The negative predictive value of preoperative urodynamics for stress urinary incontinence following prolapse surgery
Introduction and hypothesis
There is no consensus for the evaluation of stress urinary incontinence (SUI) in patients planning pelvic organ prolapse (POP) surgery. We sought to determine the negative predictive value (NPV) of prolapse reduction during preoperative urodynamics (UDS) for postoperative SUI.
We performed a retrospective study of 322 women with preoperative UDS and subsequent POP surgery. Abstracted data included demographics, prolapse stage, prior prolapse or incontinence surgery, preoperative SUI complaint, prolapse reduction method, and length of follow-up. Any woman who reported SUI symptoms within 6 months from surgery was considered a diagnostic UDS failure. The NPV was calculated by dividing the number of patients who did not demonstrate SUI on UDS and had no postoperative SUI by the number of patients who did not demonstrate SUI on UDS.
Patient characteristics (age, race, parity, prolapse stage, prior surgery, and length of follow-up) were similar among those who had urodynamic-proven SUI and those who did not.

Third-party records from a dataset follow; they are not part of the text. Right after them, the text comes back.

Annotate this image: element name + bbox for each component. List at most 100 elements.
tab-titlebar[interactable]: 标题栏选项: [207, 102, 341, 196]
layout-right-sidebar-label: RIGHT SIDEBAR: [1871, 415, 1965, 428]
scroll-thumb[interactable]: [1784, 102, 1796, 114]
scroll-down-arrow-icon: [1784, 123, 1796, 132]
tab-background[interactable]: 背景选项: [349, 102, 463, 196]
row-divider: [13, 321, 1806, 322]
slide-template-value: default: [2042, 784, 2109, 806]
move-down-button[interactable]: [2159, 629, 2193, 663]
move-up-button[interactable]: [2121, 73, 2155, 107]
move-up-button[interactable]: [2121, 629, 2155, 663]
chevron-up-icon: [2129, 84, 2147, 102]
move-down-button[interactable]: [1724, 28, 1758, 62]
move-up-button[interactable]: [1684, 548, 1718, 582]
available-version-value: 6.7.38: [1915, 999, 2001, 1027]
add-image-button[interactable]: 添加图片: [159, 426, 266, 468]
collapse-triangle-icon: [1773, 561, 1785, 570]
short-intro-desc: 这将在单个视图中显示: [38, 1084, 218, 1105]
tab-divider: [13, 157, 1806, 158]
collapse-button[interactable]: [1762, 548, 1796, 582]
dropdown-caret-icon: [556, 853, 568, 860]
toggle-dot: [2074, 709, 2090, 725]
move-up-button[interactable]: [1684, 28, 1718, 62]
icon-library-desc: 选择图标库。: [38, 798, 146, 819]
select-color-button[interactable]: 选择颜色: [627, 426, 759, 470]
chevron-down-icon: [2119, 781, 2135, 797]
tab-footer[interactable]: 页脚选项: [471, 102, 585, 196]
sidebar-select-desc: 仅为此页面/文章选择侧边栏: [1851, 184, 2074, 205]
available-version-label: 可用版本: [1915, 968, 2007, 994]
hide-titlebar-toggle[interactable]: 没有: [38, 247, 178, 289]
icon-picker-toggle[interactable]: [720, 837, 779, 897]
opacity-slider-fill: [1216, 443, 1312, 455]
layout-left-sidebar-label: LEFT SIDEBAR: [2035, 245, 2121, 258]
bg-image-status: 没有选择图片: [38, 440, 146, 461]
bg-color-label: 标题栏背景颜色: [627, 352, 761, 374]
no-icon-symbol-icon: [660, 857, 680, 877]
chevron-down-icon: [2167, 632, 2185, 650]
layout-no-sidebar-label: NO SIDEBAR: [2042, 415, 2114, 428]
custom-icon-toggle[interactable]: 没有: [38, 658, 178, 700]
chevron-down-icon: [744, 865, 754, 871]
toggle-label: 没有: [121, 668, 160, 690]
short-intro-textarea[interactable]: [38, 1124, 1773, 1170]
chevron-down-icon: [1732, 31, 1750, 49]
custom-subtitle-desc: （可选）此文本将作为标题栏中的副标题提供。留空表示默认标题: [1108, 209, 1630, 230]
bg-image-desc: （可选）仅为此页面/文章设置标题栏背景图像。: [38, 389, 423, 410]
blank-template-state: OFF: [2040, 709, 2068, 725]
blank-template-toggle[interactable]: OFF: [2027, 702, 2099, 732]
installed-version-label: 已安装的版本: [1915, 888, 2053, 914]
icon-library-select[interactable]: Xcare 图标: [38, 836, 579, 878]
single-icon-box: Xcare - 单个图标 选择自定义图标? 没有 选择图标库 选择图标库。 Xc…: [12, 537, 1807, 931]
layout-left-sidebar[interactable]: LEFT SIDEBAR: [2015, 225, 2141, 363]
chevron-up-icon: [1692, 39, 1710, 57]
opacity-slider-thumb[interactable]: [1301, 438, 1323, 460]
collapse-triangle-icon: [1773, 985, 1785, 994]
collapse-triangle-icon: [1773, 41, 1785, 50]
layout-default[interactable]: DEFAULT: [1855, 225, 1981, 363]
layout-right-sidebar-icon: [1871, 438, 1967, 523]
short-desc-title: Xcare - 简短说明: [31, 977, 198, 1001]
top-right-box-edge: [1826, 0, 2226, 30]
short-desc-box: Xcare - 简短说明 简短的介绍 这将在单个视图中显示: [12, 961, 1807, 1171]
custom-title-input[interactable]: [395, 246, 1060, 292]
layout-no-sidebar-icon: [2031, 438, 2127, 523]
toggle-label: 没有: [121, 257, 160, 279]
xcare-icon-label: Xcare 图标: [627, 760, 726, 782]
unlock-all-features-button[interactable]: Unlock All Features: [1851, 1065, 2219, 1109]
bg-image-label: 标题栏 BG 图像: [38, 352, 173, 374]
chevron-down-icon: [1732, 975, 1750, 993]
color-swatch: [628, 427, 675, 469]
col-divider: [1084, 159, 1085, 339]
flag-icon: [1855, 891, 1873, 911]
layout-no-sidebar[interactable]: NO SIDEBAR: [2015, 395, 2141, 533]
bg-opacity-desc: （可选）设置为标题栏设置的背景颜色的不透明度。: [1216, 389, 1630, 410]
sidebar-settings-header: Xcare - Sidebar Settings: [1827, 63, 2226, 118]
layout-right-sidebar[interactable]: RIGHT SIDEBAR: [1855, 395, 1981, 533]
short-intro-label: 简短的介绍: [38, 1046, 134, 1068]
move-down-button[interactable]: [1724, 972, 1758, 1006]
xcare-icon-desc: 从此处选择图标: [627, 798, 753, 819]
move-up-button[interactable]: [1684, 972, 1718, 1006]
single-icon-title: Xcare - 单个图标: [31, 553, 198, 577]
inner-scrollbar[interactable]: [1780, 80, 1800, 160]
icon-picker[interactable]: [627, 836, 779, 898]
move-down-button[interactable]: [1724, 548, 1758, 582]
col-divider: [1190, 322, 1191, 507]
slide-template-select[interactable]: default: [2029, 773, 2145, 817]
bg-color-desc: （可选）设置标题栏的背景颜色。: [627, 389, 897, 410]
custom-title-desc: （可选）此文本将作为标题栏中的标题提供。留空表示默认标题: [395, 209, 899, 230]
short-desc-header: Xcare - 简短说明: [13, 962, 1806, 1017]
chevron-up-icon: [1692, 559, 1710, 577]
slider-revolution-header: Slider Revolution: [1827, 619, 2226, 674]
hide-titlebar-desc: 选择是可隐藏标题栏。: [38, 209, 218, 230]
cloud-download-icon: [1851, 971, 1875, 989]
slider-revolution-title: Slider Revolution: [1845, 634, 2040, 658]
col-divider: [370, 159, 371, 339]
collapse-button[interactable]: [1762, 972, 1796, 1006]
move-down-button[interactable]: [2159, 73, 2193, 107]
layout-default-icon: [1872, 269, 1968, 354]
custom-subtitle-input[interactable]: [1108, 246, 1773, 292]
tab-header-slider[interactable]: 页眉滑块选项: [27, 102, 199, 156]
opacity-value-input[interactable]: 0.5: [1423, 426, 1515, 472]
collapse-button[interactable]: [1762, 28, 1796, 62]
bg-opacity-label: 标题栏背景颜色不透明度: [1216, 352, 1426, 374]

The NPV of preoperative UDS for postoperative SUI in patients undergoing any POP repair was 97.9.0% [95% confidence interval (CI) 92.7–99.7%]. The NPV remained high in the subset of patients who underwent an apical suspension—98.6% (95% CI 92.7–100.0%)—as well as those without a preoperative SUI complaint—98.6% (95% CI 92.3–100.0%). In most patients (72.9%), a ring pessary with support combined with intraprocedural manipulation allowed for reliable stress testing.
Our study supports using preoperative UDS as a screening tool to avoid unnecessary concomitant continence procedures. Further studies are needed to individualize patient preoperative assessment and surgical counseling.